(a) Death resulting from the withholding or withdrawal of life-sustaining treatment pursuant to a declaration and in accordance with this subchapter does not constitute, for any purpose, a suicide or homicide.
(b) The making of a declaration pursuant to § 20-17-202 does not affect in any manner the sale, procurement, or issuance of any policy of life insurance or annuity, nor does it affect, impair, or modify the terms of an existing policy of life insurance or annuity. A policy of life insurance or annuity is not legally impaired or invalidated in any manner by the withholding or withdrawal of life-sustaining treatment from an insured qualified patient, notwithstanding any term to the contrary.

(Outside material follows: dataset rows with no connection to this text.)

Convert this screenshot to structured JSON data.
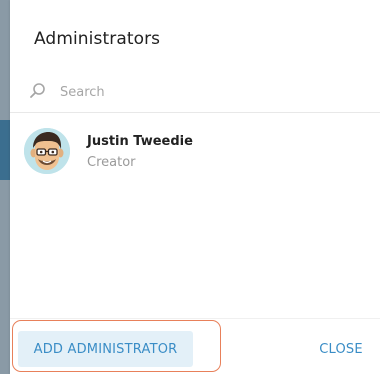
{
  "dialog": {
    "title": "Administrators",
    "search": {
      "placeholder": "Search",
      "value": ""
    },
    "admins": [
      {
        "name": "Justin Tweedie",
        "role": "Creator",
        "avatar_icon": "cartoon-face-avatar-icon"
      }
    ],
    "buttons": {
      "add_admin_label": "ADD ADMINISTRATOR",
      "close_label": "CLOSE"
    }
  },
  "colors": {
    "accent": "#3a8dc6",
    "button_bg": "#e3f0f8",
    "highlight_border": "#e8805a",
    "placeholder": "#a6a6a6"
  }
}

(c) A person may not prohibit or require the execution of a declaration as a condition for being insured for, or receiving, healthcare services.
(d) This subchapter creates no presumption concerning the intention of an individual who has revoked or has not executed a declaration with respect to the use, withholding, or withdrawal of life-sustaining treatment in the event of a terminal condition or permanent unconsciousness.
(e) This subchapter does not affect the right of a patient to make decisions regarding use of life-sustaining treatment, so long as the patient is able to do so, or impair or supersede any right or responsibility that a person has to affect the withholding or withdrawal of medical care.
(f) This subchapter does not require any physician or other healthcare provider to take any action contrary to reasonable medical standards.
(g) This subchapter does not condone, authorize, or approve mercy killing or euthanasia.